金曜日の夜、大阪・京橋駅。仕事終わりの人々で賑わうこのエリアで、不自然な動きをする若い男女がいました。次々と女性に声を掛けて回るその様子は、ただの友人探しには見えません。

取材を進める中で、「社会人サークル」と称する集団が、夢や収入への不安を煽りながら巧妙に勧誘を進める手口が明らかになりました。

「地方から出てきたばかりで友達を探しているだけです。」

一見無害な説明ですが、その背後には組織的な目的が潜んでいます。


甘い言葉の裏側

「事業家集団」や「環境」と名乗るこの組織は、駅や街コンで声掛けをし、連絡先を取得。その後、理想を掲げて次のように誘導します。

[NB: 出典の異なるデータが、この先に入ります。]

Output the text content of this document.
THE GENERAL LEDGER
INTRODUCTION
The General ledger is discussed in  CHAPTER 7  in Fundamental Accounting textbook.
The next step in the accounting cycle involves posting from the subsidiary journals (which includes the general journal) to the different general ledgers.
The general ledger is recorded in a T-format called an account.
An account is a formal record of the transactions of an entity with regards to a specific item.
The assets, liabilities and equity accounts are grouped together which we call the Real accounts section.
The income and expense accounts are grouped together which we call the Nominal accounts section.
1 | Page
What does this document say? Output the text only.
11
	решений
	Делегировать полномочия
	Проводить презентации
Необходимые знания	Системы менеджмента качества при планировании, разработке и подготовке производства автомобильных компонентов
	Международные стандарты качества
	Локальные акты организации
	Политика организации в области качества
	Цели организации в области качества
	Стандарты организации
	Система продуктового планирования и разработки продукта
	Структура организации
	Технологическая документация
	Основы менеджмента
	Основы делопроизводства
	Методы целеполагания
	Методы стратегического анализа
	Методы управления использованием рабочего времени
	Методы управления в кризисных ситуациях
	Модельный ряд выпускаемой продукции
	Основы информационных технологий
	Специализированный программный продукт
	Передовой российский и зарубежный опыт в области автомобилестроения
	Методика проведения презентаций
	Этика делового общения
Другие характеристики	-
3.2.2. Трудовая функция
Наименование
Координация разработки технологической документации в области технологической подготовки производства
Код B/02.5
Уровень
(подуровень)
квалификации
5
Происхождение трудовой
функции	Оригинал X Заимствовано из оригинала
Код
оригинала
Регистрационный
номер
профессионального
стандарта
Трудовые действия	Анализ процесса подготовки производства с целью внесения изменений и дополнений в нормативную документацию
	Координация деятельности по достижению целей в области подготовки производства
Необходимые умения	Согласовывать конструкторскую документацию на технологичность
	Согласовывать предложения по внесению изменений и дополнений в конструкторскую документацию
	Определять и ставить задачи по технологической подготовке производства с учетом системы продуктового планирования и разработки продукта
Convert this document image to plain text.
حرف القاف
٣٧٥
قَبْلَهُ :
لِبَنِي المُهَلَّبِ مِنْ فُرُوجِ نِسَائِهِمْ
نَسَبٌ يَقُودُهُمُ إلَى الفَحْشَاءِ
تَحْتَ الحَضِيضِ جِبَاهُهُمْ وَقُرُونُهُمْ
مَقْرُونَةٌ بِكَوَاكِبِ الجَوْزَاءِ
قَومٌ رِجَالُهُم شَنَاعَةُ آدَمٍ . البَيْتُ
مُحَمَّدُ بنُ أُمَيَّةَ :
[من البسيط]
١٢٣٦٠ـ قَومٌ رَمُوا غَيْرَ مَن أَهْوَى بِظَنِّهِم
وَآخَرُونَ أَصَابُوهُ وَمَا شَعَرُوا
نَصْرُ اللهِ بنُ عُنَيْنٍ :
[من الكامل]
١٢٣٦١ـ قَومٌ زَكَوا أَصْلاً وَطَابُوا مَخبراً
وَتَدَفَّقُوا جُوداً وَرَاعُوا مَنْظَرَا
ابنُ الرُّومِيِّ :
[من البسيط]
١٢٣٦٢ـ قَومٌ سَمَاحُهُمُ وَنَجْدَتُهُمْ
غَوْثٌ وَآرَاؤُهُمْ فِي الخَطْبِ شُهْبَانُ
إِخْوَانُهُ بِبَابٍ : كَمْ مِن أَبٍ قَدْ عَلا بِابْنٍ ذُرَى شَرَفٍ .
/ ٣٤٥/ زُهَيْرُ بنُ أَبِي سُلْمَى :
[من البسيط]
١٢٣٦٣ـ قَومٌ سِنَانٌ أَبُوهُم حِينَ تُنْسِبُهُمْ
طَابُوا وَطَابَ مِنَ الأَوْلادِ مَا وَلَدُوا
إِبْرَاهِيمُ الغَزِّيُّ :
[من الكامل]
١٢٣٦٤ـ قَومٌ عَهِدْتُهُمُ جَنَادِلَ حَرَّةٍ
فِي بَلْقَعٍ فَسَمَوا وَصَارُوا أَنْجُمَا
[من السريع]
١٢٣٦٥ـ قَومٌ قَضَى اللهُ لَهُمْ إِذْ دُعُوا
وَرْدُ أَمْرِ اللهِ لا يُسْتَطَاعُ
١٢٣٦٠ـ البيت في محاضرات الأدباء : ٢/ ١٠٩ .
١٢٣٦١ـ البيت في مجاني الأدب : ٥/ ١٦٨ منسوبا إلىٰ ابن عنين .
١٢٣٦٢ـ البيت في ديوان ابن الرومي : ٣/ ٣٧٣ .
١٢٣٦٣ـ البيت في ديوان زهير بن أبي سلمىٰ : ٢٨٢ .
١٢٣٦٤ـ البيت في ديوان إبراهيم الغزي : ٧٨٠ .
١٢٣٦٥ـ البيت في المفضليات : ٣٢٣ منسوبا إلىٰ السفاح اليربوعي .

  • 「やりたいことを見つけるチャンスを一緒に掴もう。」

  • 「信頼できる仲間と一緒に成功しよう。」

実態:"自己投資"の名の下に

この組織では、メンバーに定期的なセミナー参加を求め、次のような「自己投資」を強調します。

  • サプリメント購入:15万円相当の商品を購入させられる。

  • 勧誘活動:新しいメンバーを増やすことで「師匠」としての地位を得られる。

これらの負担は借金や生活苦に直結するケースが多いのです。


狙われる人々

組織がターゲットにするのは、以下の特徴を持つ人々です。

  • 新社会人:理想と現実のギャップに苦しむ。

  • 地方出身者:交友関係が狭く孤独感を抱きやすい。

  • 体育会系:上下関係に従順で誘導されやすい。

街中で以下のような声掛けがあれば注意が必要です。

  • 「社会人サークルやBBQに参加しませんか?」

  • 「おいしいカフェを知りませんか?」


抜け出した後の現実

脱退後も、多くの元メンバーが嫌がらせや個人情報流出などの問題に直面しています。

元メンバーAさん:「勤務先に嫌がらせの電話がありました。」

一方で、脱退によって精神的な自由を得られたと語る声もあります。


法律の壁

この組織は、連鎖販売取引の規制を巧みに回避し、取り締まりが難しい状況です。

弁護士の見解:「実態を曖昧にすることで、法の目を逃れています。」

規制を強化し、被害を防ぐための取り組みが求められています。


まとめ

一見無害な「社会人サークル」や「友達探し」の声掛け。その背後には人生を狂わせる"脱法マルチ"の罠が潜んでいます。自分自身を守るためには警戒心を持ち、家族や友人に相談することが大切です。

もし街中で声を掛けられたら、その誘いの意図を一度立ち止まって考えてみてください。それが未来を守る一歩になるかもしれません。